Aalborg, Danimarca – Uno zoo danese ha recentemente pubblicato un annuncio che ha suscitato un acceso dibattito a livello internazionale. Lo zoo di Aalborg, infatti, ha invitato i cittadini a donare i propri animali domestici — da porcellini d’india e conigli fino a cavalli — affinché vengano utilizzati come foraggio per tigri, leoni e linci ospitati nella struttura.
L’appello, diffuso giovedì scorso sulle pagine social ufficiali dello zoo, sottolinea che “polli, conigli e cavie costituiscono una parte importante della dieta dei nostri predatori”. Il messaggio precisa che gli animali donati saranno prelevati con cura da personale specializzato e impiegati come parte del regime alimentare naturale dei grandi felini e altri carnivori, in modo da “garantire il comportamento naturale, l’alimentazione e il benessere” di questi ultimi.
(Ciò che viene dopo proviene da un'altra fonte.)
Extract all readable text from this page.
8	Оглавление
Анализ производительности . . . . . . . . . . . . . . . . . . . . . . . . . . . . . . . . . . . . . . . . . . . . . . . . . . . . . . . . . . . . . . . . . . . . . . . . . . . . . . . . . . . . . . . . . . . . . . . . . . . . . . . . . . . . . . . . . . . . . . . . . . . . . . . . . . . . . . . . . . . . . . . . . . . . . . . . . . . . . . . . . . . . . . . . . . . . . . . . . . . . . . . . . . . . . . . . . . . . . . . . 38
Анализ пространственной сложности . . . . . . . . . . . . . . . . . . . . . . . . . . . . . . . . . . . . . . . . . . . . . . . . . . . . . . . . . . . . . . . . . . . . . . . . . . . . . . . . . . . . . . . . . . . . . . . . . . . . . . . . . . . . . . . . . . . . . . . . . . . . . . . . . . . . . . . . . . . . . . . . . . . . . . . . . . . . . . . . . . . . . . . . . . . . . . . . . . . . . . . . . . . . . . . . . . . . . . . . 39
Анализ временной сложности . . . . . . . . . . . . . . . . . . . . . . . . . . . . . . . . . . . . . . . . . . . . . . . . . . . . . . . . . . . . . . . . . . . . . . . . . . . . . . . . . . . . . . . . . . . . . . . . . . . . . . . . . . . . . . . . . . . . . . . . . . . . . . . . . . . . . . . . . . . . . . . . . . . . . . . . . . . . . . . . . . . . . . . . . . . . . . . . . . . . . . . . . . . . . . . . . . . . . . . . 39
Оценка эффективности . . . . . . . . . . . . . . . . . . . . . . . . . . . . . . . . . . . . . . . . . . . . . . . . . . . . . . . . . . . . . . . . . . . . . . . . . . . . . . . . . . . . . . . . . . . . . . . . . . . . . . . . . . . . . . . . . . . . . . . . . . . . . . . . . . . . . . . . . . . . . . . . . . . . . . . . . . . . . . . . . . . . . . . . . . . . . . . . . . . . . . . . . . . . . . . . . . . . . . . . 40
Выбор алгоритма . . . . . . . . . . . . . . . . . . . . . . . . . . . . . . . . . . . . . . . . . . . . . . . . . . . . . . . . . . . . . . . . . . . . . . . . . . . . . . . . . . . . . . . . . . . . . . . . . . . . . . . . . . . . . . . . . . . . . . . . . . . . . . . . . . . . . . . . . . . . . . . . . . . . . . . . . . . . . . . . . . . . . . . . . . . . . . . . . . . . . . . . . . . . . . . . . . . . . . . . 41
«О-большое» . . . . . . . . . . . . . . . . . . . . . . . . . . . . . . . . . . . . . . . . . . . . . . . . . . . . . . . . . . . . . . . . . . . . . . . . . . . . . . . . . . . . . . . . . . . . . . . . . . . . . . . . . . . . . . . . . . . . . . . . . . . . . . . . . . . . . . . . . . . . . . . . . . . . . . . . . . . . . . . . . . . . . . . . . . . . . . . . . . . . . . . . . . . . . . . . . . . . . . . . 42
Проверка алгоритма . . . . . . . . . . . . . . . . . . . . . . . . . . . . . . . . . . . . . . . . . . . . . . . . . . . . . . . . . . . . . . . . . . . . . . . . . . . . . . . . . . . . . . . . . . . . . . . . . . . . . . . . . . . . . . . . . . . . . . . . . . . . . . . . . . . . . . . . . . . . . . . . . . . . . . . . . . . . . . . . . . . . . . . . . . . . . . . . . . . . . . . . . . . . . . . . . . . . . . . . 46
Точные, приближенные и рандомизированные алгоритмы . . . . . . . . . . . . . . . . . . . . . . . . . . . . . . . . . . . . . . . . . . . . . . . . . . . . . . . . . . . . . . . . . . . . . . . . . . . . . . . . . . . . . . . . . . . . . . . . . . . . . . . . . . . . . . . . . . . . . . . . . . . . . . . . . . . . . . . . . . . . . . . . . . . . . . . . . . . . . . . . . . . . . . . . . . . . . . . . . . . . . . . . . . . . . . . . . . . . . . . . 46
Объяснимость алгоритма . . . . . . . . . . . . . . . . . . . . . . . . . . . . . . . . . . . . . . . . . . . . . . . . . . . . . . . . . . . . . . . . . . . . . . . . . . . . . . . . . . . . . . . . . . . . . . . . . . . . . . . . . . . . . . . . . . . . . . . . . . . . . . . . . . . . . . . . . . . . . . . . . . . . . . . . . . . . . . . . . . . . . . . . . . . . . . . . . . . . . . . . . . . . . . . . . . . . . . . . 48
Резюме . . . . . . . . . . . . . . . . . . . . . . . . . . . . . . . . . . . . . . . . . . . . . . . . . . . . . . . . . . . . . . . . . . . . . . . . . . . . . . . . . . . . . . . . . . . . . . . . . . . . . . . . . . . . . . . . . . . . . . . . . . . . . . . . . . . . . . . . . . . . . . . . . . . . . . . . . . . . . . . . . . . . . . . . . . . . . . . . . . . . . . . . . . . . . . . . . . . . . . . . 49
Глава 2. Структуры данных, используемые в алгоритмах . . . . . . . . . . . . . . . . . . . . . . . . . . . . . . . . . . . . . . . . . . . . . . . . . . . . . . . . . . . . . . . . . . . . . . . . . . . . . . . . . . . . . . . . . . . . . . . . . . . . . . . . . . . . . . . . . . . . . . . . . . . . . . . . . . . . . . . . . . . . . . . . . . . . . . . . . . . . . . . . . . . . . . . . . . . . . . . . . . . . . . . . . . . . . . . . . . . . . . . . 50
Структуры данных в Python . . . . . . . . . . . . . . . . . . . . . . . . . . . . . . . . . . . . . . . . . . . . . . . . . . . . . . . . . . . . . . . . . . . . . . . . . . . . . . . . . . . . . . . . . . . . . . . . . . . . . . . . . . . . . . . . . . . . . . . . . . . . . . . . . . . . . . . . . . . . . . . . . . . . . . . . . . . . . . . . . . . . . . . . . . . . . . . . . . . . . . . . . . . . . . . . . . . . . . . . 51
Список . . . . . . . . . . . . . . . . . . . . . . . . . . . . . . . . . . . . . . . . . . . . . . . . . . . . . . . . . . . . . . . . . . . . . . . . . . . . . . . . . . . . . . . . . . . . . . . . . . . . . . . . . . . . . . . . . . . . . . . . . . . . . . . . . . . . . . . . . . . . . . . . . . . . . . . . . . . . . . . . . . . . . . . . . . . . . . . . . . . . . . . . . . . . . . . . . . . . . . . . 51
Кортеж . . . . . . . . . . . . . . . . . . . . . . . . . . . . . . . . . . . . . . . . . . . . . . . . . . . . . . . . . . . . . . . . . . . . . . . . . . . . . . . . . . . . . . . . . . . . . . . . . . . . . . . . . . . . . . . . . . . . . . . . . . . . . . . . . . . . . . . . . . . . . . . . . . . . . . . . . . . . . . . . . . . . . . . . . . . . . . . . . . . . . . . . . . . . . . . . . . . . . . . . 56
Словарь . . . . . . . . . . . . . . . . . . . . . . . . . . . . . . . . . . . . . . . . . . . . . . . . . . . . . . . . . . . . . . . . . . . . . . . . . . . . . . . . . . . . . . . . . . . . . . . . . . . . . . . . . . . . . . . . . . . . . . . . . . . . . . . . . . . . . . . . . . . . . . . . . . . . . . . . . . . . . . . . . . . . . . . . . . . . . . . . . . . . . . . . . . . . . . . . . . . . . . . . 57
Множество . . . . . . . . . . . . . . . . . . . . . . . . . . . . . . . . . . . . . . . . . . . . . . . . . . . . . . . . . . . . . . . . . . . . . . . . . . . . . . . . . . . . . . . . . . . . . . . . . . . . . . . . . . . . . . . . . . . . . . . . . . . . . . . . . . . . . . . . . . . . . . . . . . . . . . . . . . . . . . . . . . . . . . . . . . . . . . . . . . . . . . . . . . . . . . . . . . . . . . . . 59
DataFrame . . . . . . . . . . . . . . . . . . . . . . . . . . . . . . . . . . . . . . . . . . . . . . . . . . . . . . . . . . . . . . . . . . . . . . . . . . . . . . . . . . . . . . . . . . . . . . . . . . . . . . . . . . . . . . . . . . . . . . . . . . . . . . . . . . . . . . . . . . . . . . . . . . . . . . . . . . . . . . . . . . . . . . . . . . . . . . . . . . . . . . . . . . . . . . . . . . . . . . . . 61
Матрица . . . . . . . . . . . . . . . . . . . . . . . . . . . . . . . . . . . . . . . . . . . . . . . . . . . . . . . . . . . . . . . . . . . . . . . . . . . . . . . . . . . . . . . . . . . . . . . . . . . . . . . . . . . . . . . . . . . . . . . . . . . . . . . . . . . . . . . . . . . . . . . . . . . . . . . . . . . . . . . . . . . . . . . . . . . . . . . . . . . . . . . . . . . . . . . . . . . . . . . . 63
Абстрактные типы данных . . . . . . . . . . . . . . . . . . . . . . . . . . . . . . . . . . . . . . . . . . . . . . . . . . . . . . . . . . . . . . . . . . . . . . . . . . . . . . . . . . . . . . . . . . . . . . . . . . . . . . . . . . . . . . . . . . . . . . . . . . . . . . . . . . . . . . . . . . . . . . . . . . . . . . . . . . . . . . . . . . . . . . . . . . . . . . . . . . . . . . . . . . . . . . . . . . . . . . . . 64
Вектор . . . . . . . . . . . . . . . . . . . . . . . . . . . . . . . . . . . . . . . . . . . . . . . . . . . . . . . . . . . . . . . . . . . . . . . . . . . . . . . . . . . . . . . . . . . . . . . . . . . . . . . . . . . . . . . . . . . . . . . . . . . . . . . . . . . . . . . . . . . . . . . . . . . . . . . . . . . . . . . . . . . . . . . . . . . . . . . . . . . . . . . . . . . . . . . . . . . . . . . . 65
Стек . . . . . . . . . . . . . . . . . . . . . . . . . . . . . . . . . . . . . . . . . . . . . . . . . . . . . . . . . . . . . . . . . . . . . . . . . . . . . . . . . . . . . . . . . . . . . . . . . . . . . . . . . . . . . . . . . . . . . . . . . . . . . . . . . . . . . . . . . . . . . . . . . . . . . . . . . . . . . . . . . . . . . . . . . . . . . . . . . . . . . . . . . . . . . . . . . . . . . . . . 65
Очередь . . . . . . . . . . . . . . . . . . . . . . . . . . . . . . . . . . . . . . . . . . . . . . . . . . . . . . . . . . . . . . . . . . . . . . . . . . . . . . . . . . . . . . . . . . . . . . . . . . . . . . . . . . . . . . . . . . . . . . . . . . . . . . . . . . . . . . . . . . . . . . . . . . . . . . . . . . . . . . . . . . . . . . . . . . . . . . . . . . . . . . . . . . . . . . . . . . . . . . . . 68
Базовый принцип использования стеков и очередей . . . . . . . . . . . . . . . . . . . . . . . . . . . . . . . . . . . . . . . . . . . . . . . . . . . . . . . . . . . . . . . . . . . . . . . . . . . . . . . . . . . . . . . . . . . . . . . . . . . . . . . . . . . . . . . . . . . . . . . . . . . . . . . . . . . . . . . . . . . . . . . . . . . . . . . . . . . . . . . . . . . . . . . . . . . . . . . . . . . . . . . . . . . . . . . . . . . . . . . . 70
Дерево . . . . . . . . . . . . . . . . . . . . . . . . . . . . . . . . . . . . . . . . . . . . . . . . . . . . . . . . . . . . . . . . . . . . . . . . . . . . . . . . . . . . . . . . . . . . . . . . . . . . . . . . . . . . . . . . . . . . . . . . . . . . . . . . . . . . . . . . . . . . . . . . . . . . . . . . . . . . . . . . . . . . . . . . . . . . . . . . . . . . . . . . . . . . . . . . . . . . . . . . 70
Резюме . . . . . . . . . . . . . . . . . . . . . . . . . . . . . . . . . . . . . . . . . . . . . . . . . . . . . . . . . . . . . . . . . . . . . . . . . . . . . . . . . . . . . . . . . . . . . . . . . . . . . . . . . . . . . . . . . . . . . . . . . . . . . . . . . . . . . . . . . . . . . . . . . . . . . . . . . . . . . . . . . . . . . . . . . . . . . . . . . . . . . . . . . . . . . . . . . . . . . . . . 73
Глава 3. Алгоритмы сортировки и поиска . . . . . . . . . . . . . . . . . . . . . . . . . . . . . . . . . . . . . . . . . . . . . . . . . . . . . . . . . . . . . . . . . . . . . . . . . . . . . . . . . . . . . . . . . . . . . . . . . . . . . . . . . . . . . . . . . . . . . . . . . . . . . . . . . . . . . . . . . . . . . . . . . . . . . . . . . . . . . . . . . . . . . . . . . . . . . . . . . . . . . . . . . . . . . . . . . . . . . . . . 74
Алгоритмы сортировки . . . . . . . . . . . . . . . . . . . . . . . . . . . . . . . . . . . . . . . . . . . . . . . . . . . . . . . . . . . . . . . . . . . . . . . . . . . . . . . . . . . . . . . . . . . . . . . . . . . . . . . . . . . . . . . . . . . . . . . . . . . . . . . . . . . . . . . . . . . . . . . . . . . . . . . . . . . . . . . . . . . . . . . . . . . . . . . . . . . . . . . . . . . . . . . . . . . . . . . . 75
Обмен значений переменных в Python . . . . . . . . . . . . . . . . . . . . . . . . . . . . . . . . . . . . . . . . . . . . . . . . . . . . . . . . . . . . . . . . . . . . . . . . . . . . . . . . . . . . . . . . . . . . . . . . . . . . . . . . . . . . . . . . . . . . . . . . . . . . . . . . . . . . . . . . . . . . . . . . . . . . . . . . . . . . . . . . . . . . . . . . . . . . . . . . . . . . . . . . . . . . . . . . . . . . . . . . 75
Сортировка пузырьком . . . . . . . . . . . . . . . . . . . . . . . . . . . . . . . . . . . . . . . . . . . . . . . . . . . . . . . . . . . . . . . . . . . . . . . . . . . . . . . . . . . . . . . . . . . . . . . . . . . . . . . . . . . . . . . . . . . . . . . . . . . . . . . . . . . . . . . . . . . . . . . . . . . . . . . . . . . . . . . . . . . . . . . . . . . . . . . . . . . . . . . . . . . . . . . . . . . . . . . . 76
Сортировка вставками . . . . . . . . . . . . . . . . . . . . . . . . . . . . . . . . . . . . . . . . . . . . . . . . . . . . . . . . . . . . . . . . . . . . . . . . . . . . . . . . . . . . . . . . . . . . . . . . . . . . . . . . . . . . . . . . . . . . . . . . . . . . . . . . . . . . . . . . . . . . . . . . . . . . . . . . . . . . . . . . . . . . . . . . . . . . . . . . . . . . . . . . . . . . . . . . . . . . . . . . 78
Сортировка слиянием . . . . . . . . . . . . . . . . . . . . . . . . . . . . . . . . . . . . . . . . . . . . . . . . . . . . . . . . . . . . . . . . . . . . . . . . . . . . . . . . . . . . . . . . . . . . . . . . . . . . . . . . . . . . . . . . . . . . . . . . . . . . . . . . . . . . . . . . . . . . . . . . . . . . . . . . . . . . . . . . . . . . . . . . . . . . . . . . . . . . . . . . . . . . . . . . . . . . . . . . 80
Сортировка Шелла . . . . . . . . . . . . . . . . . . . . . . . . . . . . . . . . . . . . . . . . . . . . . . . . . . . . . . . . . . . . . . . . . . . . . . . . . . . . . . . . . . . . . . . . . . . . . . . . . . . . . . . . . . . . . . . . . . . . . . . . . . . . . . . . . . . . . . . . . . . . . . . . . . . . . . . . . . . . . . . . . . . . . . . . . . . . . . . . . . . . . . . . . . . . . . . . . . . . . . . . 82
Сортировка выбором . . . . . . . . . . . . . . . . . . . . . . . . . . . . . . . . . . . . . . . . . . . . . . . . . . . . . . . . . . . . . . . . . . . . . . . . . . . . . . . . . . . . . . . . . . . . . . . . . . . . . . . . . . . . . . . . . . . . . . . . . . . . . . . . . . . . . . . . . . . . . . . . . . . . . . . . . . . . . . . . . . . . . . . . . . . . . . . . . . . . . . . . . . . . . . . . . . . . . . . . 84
La scelta dello zoo di Aalborg si basa sull’idea di “imitare la catena alimentare naturale degli animali”, garantendo così sia il benessere degli animali carnivori sia la “integrità professionale” della struttura. Tuttavia, l’annuncio ha suscitato una forte ondata di critiche, soprattutto per la possibilità di donare anche animali più grandi come i cavalli. Nel dettaglio, lo zoo ha spiegato che i cavalli donati vengono consegnati vivi, per poi essere soppressi sul posto da un veterinario e da un guardiano, e successivamente macellati. Inoltre, chi dona un cavallo può ottenere una detrazione fiscale basata sul valore dell’animale, calcolata a circa 60 centesimi al chilo.
L’impatto mediatico dell’annuncio è stato tale da spingere lo zoo a chiudere la sezione commenti sul post social, spiegando: “Comprendiamo che il post risvegli sentimenti e interesse, ma non è necessaria una retorica odiosa e maliziosa. Vi esortiamo a mantenere un tono moderato. Approfondiamo e siamo lieti di rispondere alle domande nella casella di posta o via mail”.
Nonostante la spiegazione fornita, il messaggio ha generato un acceso dibattito online e non solo. Molti utenti hanno espresso il proprio disappunto, giudicando la pratica crudele e innaturale, e sottolineando come la possibilità di “liberarsi” dei propri animali domestici affidandoli in pasto ai predatori dello zoo sia per loro una forma di abuso.
Critici e attivisti per i diritti degli animali hanno definito la proposta come un’ulteriore controversia riguardante la gestione degli animali selvatici in cattività, lamentando una mancanza di sensibilità e rispetto nei confronti degli animali domestici.
Lo zoo di Aalborg rimane fermo nella sua posizione, sostenendo che il procedimento rispetta le normative vigenti e mira a mantenere un equilibrio naturale nella dieta degli animali ospitati.